Interestingly, the Defense Department’s Office of Legal Policy contradicted these figures within weeks of their release, stating that most service members separated based on homosexual conduct between 1970 and 2011 were discharged honorably. The inconsistency in data provided by different branches of the military highlights the lack of clarity and transparency surrounding this issue.
The consequences of these discriminatory practices have been significant for LGBTQ+ veterans. Denied access to full benefits such as healthcare, VA loan programs, tuition assistance, and employment opportunities, many have faced emotional and financial hardship.
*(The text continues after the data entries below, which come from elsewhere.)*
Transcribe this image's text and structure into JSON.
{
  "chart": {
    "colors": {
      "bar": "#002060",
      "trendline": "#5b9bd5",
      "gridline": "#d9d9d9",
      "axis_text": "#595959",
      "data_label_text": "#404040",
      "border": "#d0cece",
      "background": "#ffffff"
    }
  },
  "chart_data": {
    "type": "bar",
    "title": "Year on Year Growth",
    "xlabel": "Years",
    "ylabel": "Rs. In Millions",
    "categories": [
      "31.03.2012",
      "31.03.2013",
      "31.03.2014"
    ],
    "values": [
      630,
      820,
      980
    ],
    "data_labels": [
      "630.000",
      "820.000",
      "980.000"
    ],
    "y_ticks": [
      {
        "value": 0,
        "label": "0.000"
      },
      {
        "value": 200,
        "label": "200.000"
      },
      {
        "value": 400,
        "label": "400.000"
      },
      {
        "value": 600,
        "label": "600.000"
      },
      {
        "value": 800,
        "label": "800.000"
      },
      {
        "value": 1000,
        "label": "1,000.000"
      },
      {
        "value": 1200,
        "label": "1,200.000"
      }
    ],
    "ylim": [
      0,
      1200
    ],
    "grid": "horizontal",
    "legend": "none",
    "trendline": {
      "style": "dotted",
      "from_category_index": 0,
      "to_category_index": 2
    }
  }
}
Furthermore, the U.S. military has failed to rectify cases in which service members were wrongfully convicted and burdened with felony records due to their involvement in same-sex relationships.
Elizabeth Kristen, the director of Legal Aid At Work’s Gender Equity & LGBTQ Rights Program, emphasized the significance of the figures, stating that they “confirm the magnitude of discrimination and injustice suffered by so many service members.” Kristen also highlighted the detrimental impact of receiving a discharge status less than honorable, which deprives these veterans of the benefits entitled to other service members.
The release of this data follows a comprehensive six-month investigation by CBS News, which further exposed the challenges faced by LGBTQ+ veterans. Only a fraction of these veterans, approximately 1,375, have successfully obtained relief through discharge upgrades or corrections to their records.
In response to these revelations, the Defense Department stated its efforts to inform veterans of the process to correct any errors or injustices in their military records. Advocacy groups, including the Human Rights Campaign, have called for a reevaluation of the discharge upgrade process, urging the Pentagon to address the bias and discrimination embedded in military practices.